Autor: Ratzinger, Joseph Buch: Jesus von Nazareth 1 Titel: Jesus von Nazareth Stichwort: Jesus; die Tora des Messia; "Gesetz Christi" - die Freiheit; Rabbi Neusner
Kurzinhalt: Das "Gesetz Christi" ist die Freiheit - das ist die Paradoxie der Botschaft des Galater-Briefs. Diese Freiheit hat also Inhalte;
Textausschnitt: 2. DIE TORA DES MESSIAS
Es ist gesagt worden - Ich aber sage euch
131a Vom Messias wurde erwartet, dass er eine erneuerte Tora - seine Tora - bringen werde. Möglicherweise spielt Paulus im Galater-Brief darauf an, wenn er vom "Gesetz Christi" spricht (6,2): Seine große und leidenschaftliche Verteidigung der Freiheit vom Gesetz gipfelt im 5. Kapitel in den Sätzen: "Zur Freiheit hat uns Christus befreit. Bleibt daher fest und lasst euch nicht von Neuem das Joch der Knechtschaft auflegen" (5,1f).
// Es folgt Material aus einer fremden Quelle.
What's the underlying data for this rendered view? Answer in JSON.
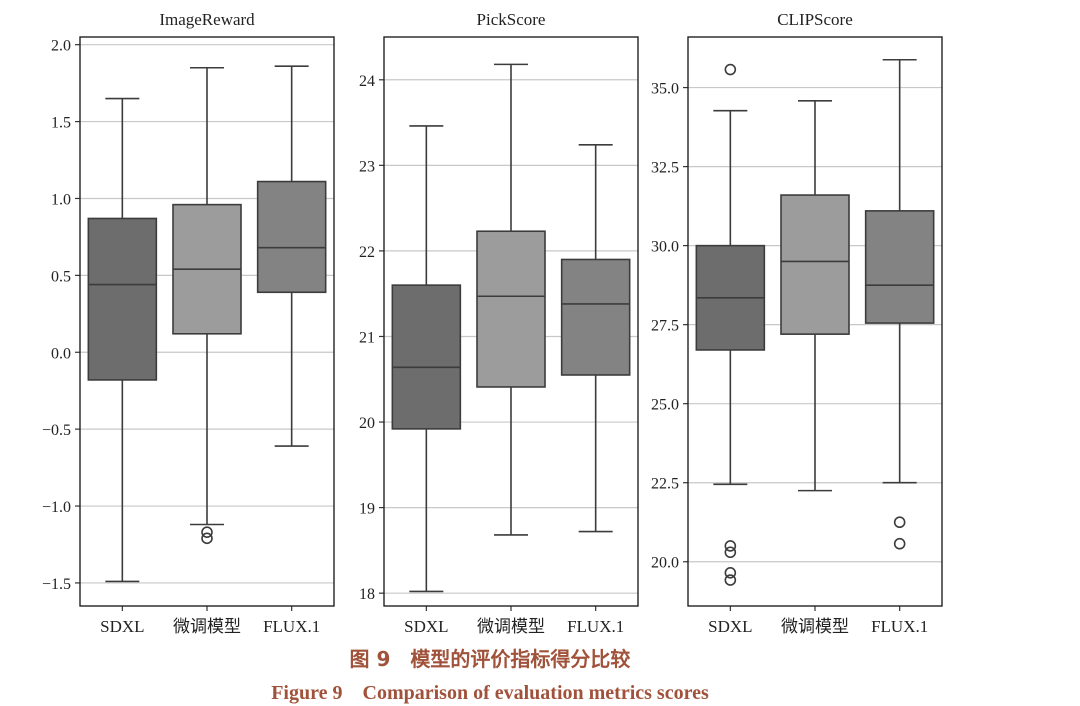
{
  "caption": {
    "chinese": "图 9　模型的评价指标得分比较",
    "english": "Figure 9　Comparison of evaluation metrics scores"
  },
  "colors": {
    "box_dark": "#6d6d6d",
    "box_light": "#9c9c9c",
    "box_mid": "#838383",
    "grid": "#c8c8c8",
    "caption": "#a0523a"
  },
  "chart_data": [
    {
      "type": "box",
      "title": "ImageReward",
      "categories": [
        "SDXL",
        "微调模型",
        "FLUX.1"
      ],
      "ylim": [
        -1.65,
        2.05
      ],
      "yticks": [
        -1.5,
        -1.0,
        -0.5,
        0.0,
        0.5,
        1.0,
        1.5,
        2.0
      ],
      "ytick_labels": [
        "−1.5",
        "−1.0",
        "−0.5",
        "0.0",
        "0.5",
        "1.0",
        "1.5",
        "2.0"
      ],
      "boxes": [
        {
          "min": -1.49,
          "q1": -0.18,
          "median": 0.44,
          "q3": 0.87,
          "max": 1.65,
          "outliers": []
        },
        {
          "min": -1.12,
          "q1": 0.12,
          "median": 0.54,
          "q3": 0.96,
          "max": 1.85,
          "outliers": [
            -1.17,
            -1.21
          ]
        },
        {
          "min": -0.61,
          "q1": 0.39,
          "median": 0.68,
          "q3": 1.11,
          "max": 1.86,
          "outliers": []
        }
      ]
    },
    {
      "type": "box",
      "title": "PickScore",
      "categories": [
        "SDXL",
        "微调模型",
        "FLUX.1"
      ],
      "ylim": [
        17.85,
        24.5
      ],
      "yticks": [
        18,
        19,
        20,
        21,
        22,
        23,
        24
      ],
      "ytick_labels": [
        "18",
        "19",
        "20",
        "21",
        "22",
        "23",
        "24"
      ],
      "boxes": [
        {
          "min": 18.02,
          "q1": 19.92,
          "median": 20.64,
          "q3": 21.6,
          "max": 23.46,
          "outliers": []
        },
        {
          "min": 18.68,
          "q1": 20.41,
          "median": 21.47,
          "q3": 22.23,
          "max": 24.18,
          "outliers": []
        },
        {
          "min": 18.72,
          "q1": 20.55,
          "median": 21.38,
          "q3": 21.9,
          "max": 23.24,
          "outliers": []
        }
      ]
    },
    {
      "type": "box",
      "title": "CLIPScore",
      "categories": [
        "SDXL",
        "微调模型",
        "FLUX.1"
      ],
      "ylim": [
        18.6,
        36.6
      ],
      "yticks": [
        20.0,
        22.5,
        25.0,
        27.5,
        30.0,
        32.5,
        35.0
      ],
      "ytick_labels": [
        "20.0",
        "22.5",
        "25.0",
        "27.5",
        "30.0",
        "32.5",
        "35.0"
      ],
      "boxes": [
        {
          "min": 22.45,
          "q1": 26.7,
          "median": 28.35,
          "q3": 30.0,
          "max": 34.27,
          "outliers": [
            35.57,
            20.5,
            20.3,
            19.65,
            19.42
          ]
        },
        {
          "min": 22.25,
          "q1": 27.2,
          "median": 29.5,
          "q3": 31.6,
          "max": 34.58,
          "outliers": []
        },
        {
          "min": 22.5,
          "q1": 27.55,
          "median": 28.75,
          "q3": 31.1,
          "max": 35.88,
          "outliers": [
            21.25,
            20.57
          ]
        }
      ]
    }
  ]
}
Aber wenn er dann in 5,13 noch einmal den Satz wiederholt "Ihr seid zur Freiheit berufen", fügt er hinzu: "Nur nehmt die Freiheit nicht zum Vorwand für das Fleisch, sondern dient einander in Liebe!" Und nun entfaltet er, was Freiheit ist - nämlich Freiheit zum Guten, Freiheit, die sich vom Geist Gottes führen lässt; und eben dieses Sich-führen-Lassen durch den Geist Gottes ist die Weise des Freiwerdens vom Gesetz. Unmittelbar darauf gibt uns Paulus an, worin die Freiheit des Geistes inhaltlich besteht und was mit ihr unvereinbar ist. (Fs)
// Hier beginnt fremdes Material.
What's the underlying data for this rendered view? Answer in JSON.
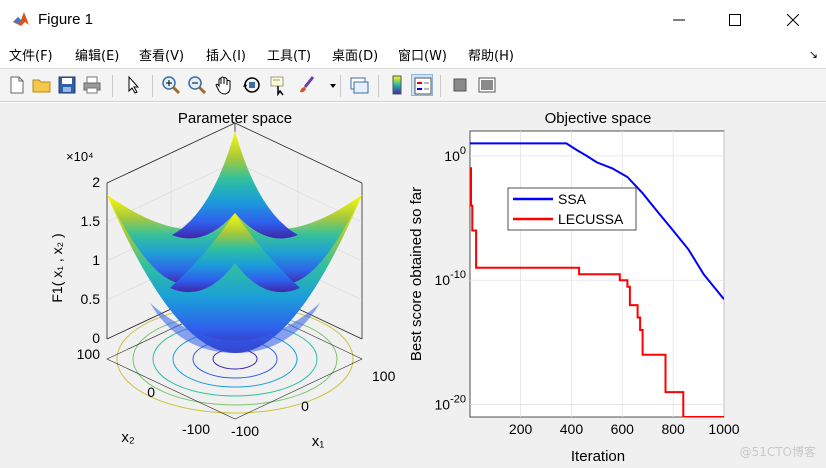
{
  "window": {
    "title": "Figure 1"
  },
  "menu": {
    "items": [
      "文件(F)",
      "编辑(E)",
      "查看(V)",
      "插入(I)",
      "工具(T)",
      "桌面(D)",
      "窗口(W)",
      "帮助(H)"
    ],
    "overflow_icon": "arrow-icon"
  },
  "toolbar": {
    "icons": [
      "new-figure-icon",
      "open-icon",
      "save-icon",
      "print-icon",
      "pointer-icon",
      "zoom-in-icon",
      "zoom-out-icon",
      "pan-hand-icon",
      "rotate-3d-icon",
      "data-cursor-icon",
      "brush-icon",
      "link-plot-icon",
      "colorbar-icon",
      "legend-icon",
      "hide-plot-tools-icon",
      "show-plot-tools-icon"
    ]
  },
  "watermark": "@51CTO博客",
  "chart_data": [
    {
      "type": "surface",
      "title": "Parameter space",
      "xlabel": "x₁",
      "ylabel": "x₂",
      "zlabel": "F1( x₁ , x₂ )",
      "exponent_label": "×10⁴",
      "x_ticks": [
        "-100",
        "0",
        "100"
      ],
      "y_ticks": [
        "-100",
        "0",
        "100"
      ],
      "z_ticks": [
        "0",
        "0.5",
        "1",
        "1.5",
        "2"
      ],
      "x_range": [
        -100,
        100
      ],
      "y_range": [
        -100,
        100
      ],
      "z_range": [
        0,
        20000
      ],
      "function": "x1^2 + x2^2",
      "colormap": "parula",
      "contours_below": true
    },
    {
      "type": "line",
      "title": "Objective space",
      "xlabel": "Iteration",
      "ylabel": "Best score obtained so far",
      "yscale": "log",
      "xlim": [
        1,
        1000
      ],
      "ylim": [
        1e-21,
        100.0
      ],
      "x_ticks": [
        "200",
        "400",
        "600",
        "800",
        "1000"
      ],
      "y_ticks": [
        "10^0",
        "10^-10",
        "10^-20"
      ],
      "grid": true,
      "legend": "upper-left",
      "series": [
        {
          "name": "SSA",
          "color": "#0000ff",
          "x": [
            1,
            150,
            300,
            380,
            420,
            460,
            500,
            560,
            620,
            680,
            740,
            800,
            860,
            920,
            960,
            1000
          ],
          "y": [
            10.0,
            10.0,
            10.0,
            10.0,
            3.0,
            1.0,
            0.3,
            0.1,
            0.02,
            0.001,
            3e-05,
            1e-06,
            3e-08,
            3e-10,
            3e-11,
            3e-12
          ]
        },
        {
          "name": "LECUSSA",
          "color": "#ff0000",
          "x": [
            1,
            5,
            10,
            25,
            60,
            420,
            430,
            520,
            590,
            620,
            630,
            660,
            670,
            680,
            760,
            770,
            830,
            840,
            1000
          ],
          "y": [
            0.1,
            0.0001,
            1e-06,
            1e-09,
            1e-09,
            1e-09,
            3e-10,
            3e-10,
            1e-10,
            3e-11,
            1e-12,
            1e-13,
            1e-14,
            1e-16,
            1e-16,
            1e-19,
            1e-19,
            1e-21,
            1e-21
          ]
        }
      ]
    }
  ]
}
131b Das "Gesetz Christi" ist die Freiheit - das ist die Paradoxie der Botschaft des Galater-Briefs. Diese Freiheit hat also Inhalte, hat eine Richtung und ist daher Widerspruch zu dem, was den Menschen nur scheinbar befreit, in Wahrheit aber zum Sklaven macht. Die "Tora des Messias" ist ganz neu, anders - aber eben so "erfüllt" sie die Tora des Mose. (Fs)
132a Der größte Teil der Bergpredigt (Mt 5,17-7,27) ist dem gleichen Thema gewidmet: Nach der programmatischen Einführung durch die Seligpreisungen bietet sie uns sozusagen die Tora des Messias dar. Auch hinsichtlich der Adressaten und der bestehenden Absichten des Textes gibt es eine Analogie zum Galater-Brief: Paulus schreibt da an Judenchristen, die unsicher geworden sind, ob nicht doch die ganze Tora weiter so eingehalten werden müsse, wie es bisher verstanden worden war. (Fs)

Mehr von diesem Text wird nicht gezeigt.